Each party MUST send a “close_notify” alert before closing its write side of the connection, unless it has already sent some error alert. This does not have any effect on its read side of the connection. Note that this is a change from versions of TLS prior to TLS 1.3 in which implementations were required to react to a “close_notify” by discarding pending writes and sending an immediate “close_notify” alert of their own. That previous requirement could cause truncation in the read side. Both parties need not wait to receive a “close_notify” alert before closing their read side of the connection, though doing so would introduce the possibility of truncation.

https://tlswg.org/tls13-spec/draft-ietf-tls-rfc8446bis.html#section-6.1-4 (8446bis is rfc8446 (TLS-1.3) with all merged erratas, a nice navigation, and a way to pin-down a specific paragraph)

Only fatal alerts in TLS 1.3 ought to close both sides of the connection, and just discard all further messages with no other alerts. Sending a close notify only means we must close the sending end, and receiving a close notify only means we must close the receiving end.

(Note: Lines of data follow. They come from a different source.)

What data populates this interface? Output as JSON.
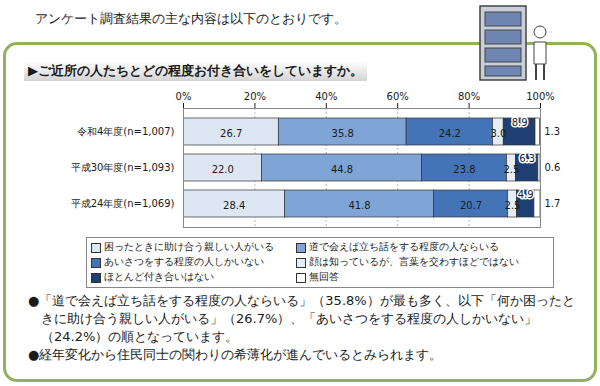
{
  "intro": "アンケート調査結果の主な内容は以下のとおりです。",
  "chart_data": {
    "type": "bar",
    "orientation": "horizontal",
    "stacked": true,
    "data_labels": true,
    "grid": true,
    "legend": "bottom",
    "title": "▶ご近所の人たちとどの程度お付き合いをしていますか。",
    "categories": [
      "令和4年度(n=1,007)",
      "平成30年度(n=1,093)",
      "平成24年度(n=1,069)"
    ],
    "xlim": [
      0,
      100
    ],
    "xticks": [
      {
        "value": 0,
        "label": "0%"
      },
      {
        "value": 20,
        "label": "20%"
      },
      {
        "value": 40,
        "label": "40%"
      },
      {
        "value": 60,
        "label": "60%"
      },
      {
        "value": 80,
        "label": "80%"
      },
      {
        "value": 100,
        "label": "100%"
      }
    ],
    "series": [
      {
        "name": "困ったときに助け合う親しい人がいる",
        "color": "#dde7f3",
        "values": [
          26.7,
          22.0,
          28.4
        ],
        "value_labels": [
          "26.7",
          "22.0",
          "28.4"
        ]
      },
      {
        "name": "道で会えば立ち話をする程度の人ならいる",
        "color": "#7fa5d6",
        "values": [
          35.8,
          44.8,
          41.8
        ]
      },
      {
        "name": "あいさつをする程度の人しかいない",
        "color": "#4374b8",
        "values": [
          24.2,
          23.8,
          20.7
        ]
      },
      {
        "name": "顔は知っているが、言葉を交わすほどではない",
        "color": "#e6edf6",
        "values": [
          3.0,
          2.5,
          2.5
        ],
        "value_labels": [
          "3.0",
          "2.5",
          "2.5"
        ]
      },
      {
        "name": "ほとんど付き合いはない",
        "color": "#1f3f73",
        "values": [
          8.9,
          6.3,
          4.9
        ]
      },
      {
        "name": "無回答",
        "color": "#ffffff",
        "values": [
          1.3,
          0.6,
          1.7
        ]
      }
    ]
  },
  "notes": [
    "●「道で会えば立ち話をする程度の人ならいる」（35.8%）が最も多く、以下「何か困ったときに助け合う親しい人がいる」（26.7%）、「あいさつをする程度の人しかいない」（24.2%）の順となっています。",
    "●経年変化から住民同士の関わりの希薄化が進んでいるとみられます。"
  ]
}
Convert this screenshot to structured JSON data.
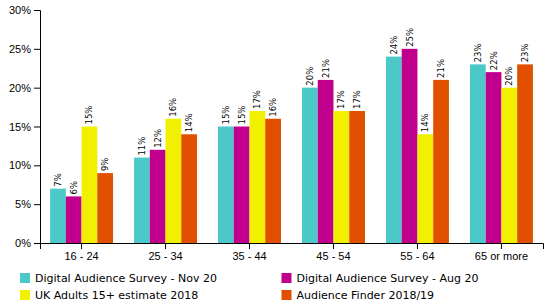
{
  "chart_data": {
    "type": "bar",
    "categories": [
      "16 - 24",
      "25 - 34",
      "35 - 44",
      "45 - 54",
      "55 - 64",
      "65 or more"
    ],
    "series": [
      {
        "name": "Digital Audience Survey - Nov 20",
        "color": "#4DC8C8",
        "values": [
          0.07,
          0.11,
          0.15,
          0.2,
          0.24,
          0.23
        ],
        "value_labels": [
          "7%",
          "11%",
          "15%",
          "20%",
          "24%",
          "23%"
        ]
      },
      {
        "name": "Digital Audience Survey - Aug 20",
        "color": "#C0008C",
        "values": [
          0.06,
          0.12,
          0.15,
          0.21,
          0.25,
          0.22
        ],
        "value_labels": [
          "6%",
          "12%",
          "15%",
          "21%",
          "25%",
          "22%"
        ]
      },
      {
        "name": "UK Adults 15+ estimate 2018",
        "color": "#F0F000",
        "values": [
          0.15,
          0.16,
          0.17,
          0.17,
          0.14,
          0.2
        ],
        "value_labels": [
          "15%",
          "16%",
          "17%",
          "17%",
          "14%",
          "20%"
        ]
      },
      {
        "name": "Audience Finder 2018/19",
        "color": "#E05000",
        "values": [
          0.09,
          0.14,
          0.16,
          0.17,
          0.21,
          0.23
        ],
        "value_labels": [
          "9%",
          "14%",
          "16%",
          "17%",
          "21%",
          "23%"
        ]
      }
    ],
    "ylim": [
      0,
      0.3
    ],
    "yticks": [
      {
        "value": 0,
        "label": "0%"
      },
      {
        "value": 0.05,
        "label": "5%"
      },
      {
        "value": 0.1,
        "label": "10%"
      },
      {
        "value": 0.15,
        "label": "15%"
      },
      {
        "value": 0.2,
        "label": "20%"
      },
      {
        "value": 0.25,
        "label": "25%"
      },
      {
        "value": 0.3,
        "label": "30%"
      }
    ],
    "grid": false,
    "legend": "bottom",
    "data_labels": true
  }
}
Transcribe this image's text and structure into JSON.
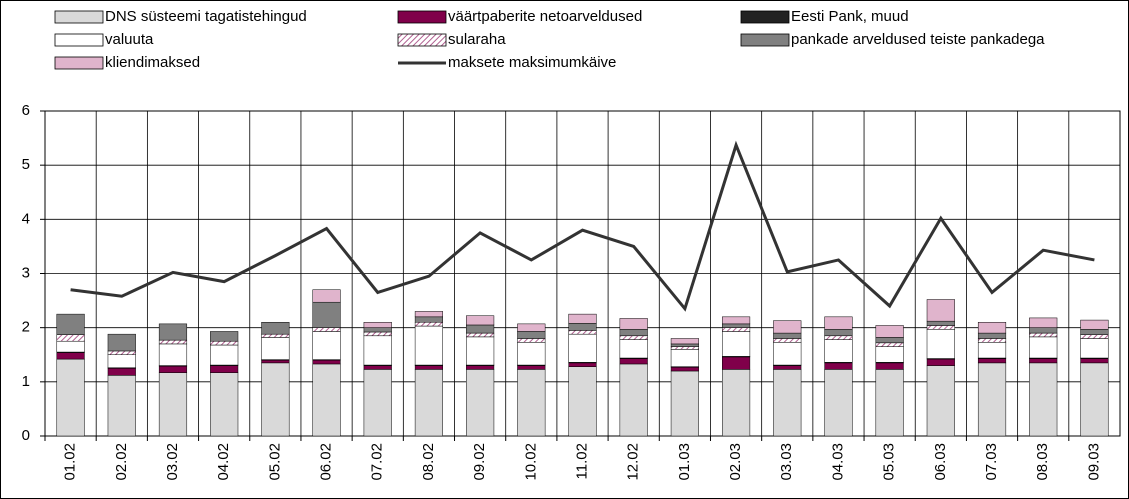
{
  "chart_data": {
    "type": "bar",
    "stacked": true,
    "categories": [
      "01.02",
      "02.02",
      "03.02",
      "04.02",
      "05.02",
      "06.02",
      "07.02",
      "08.02",
      "09.02",
      "10.02",
      "11.02",
      "12.02",
      "01.03",
      "02.03",
      "03.03",
      "04.03",
      "05.03",
      "06.03",
      "07.03",
      "08.03",
      "09.03"
    ],
    "series": [
      {
        "name": "DNS süsteemi tagatistehingud",
        "color": "#d9d9d9",
        "values": [
          1.42,
          1.12,
          1.17,
          1.17,
          1.35,
          1.33,
          1.23,
          1.23,
          1.23,
          1.23,
          1.28,
          1.33,
          1.2,
          1.23,
          1.23,
          1.23,
          1.23,
          1.3,
          1.35,
          1.35,
          1.35
        ]
      },
      {
        "name": "väärtpaberite netoarveldused",
        "color": "#80004a",
        "values": [
          0.12,
          0.13,
          0.12,
          0.13,
          0.05,
          0.07,
          0.07,
          0.07,
          0.07,
          0.07,
          0.07,
          0.1,
          0.07,
          0.23,
          0.07,
          0.12,
          0.12,
          0.12,
          0.08,
          0.08,
          0.08
        ]
      },
      {
        "name": "Eesti Pank, muud",
        "color": "#222222",
        "values": [
          0.01,
          0.01,
          0.01,
          0.01,
          0.01,
          0.01,
          0.01,
          0.01,
          0.01,
          0.01,
          0.01,
          0.01,
          0.01,
          0.01,
          0.01,
          0.01,
          0.01,
          0.01,
          0.01,
          0.01,
          0.01
        ]
      },
      {
        "name": "valuuta",
        "color": "#ffffff",
        "values": [
          0.2,
          0.24,
          0.4,
          0.37,
          0.41,
          0.52,
          0.54,
          0.72,
          0.52,
          0.42,
          0.52,
          0.34,
          0.32,
          0.46,
          0.42,
          0.42,
          0.29,
          0.54,
          0.29,
          0.39,
          0.36
        ]
      },
      {
        "name": "sularaha",
        "color": "#b06090",
        "hatch": true,
        "values": [
          0.12,
          0.07,
          0.07,
          0.07,
          0.06,
          0.07,
          0.07,
          0.07,
          0.07,
          0.07,
          0.07,
          0.07,
          0.05,
          0.07,
          0.07,
          0.07,
          0.07,
          0.07,
          0.07,
          0.07,
          0.07
        ]
      },
      {
        "name": "pankade arveldused teiste pankadega",
        "color": "#808080",
        "values": [
          0.38,
          0.31,
          0.3,
          0.18,
          0.22,
          0.47,
          0.08,
          0.1,
          0.15,
          0.13,
          0.13,
          0.12,
          0.05,
          0.07,
          0.1,
          0.12,
          0.1,
          0.08,
          0.1,
          0.1,
          0.1
        ]
      },
      {
        "name": "kliendimaksed",
        "color": "#e0b4cc",
        "values": [
          0,
          0,
          0,
          0,
          0,
          0.23,
          0.1,
          0.1,
          0.17,
          0.14,
          0.17,
          0.2,
          0.1,
          0.13,
          0.23,
          0.23,
          0.22,
          0.4,
          0.2,
          0.18,
          0.17
        ]
      },
      {
        "name": "maksete maksimumkäive",
        "type": "line",
        "color": "#333333",
        "values": [
          2.7,
          2.58,
          3.02,
          2.85,
          3.33,
          3.83,
          2.65,
          2.95,
          3.75,
          3.25,
          3.8,
          3.5,
          2.35,
          5.37,
          3.03,
          3.25,
          2.4,
          4.02,
          2.65,
          3.43,
          3.25
        ]
      }
    ],
    "ylim": [
      0,
      6
    ],
    "yticks": [
      0,
      1,
      2,
      3,
      4,
      5,
      6
    ],
    "grid": true
  }
}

I’ve been trying to think of a solution, but it is getting late (2AM). All I can say is that I’m pretty confident the current close() will prove problematic.

Regards,
Julien

Hello,

To expand further on the cipher suites difference between TLS 1.2 and TLS 1.3.

In TLS 1.2 there exists no cipher that combine DHE (key-exchange) and ECDSA (signature), but such a combination is possible in TLS 1.3: (NamedGroup.ffdhe2048, SignatureScheme.ecdsa_secp256r1_sha256).

This means that if we keep the current configuration scheme, i.e. a single entry for list a TLS 1.2-like cipher suites, we cannot express all the combinations possible under TLS 1.3.

The contrary, if we were to have 3 different entries in the configuration (key exchange, signature and encryption), then it’ll be possible to craft the TLS 1.2 cipher suite name for all combinations, and keep those that exist.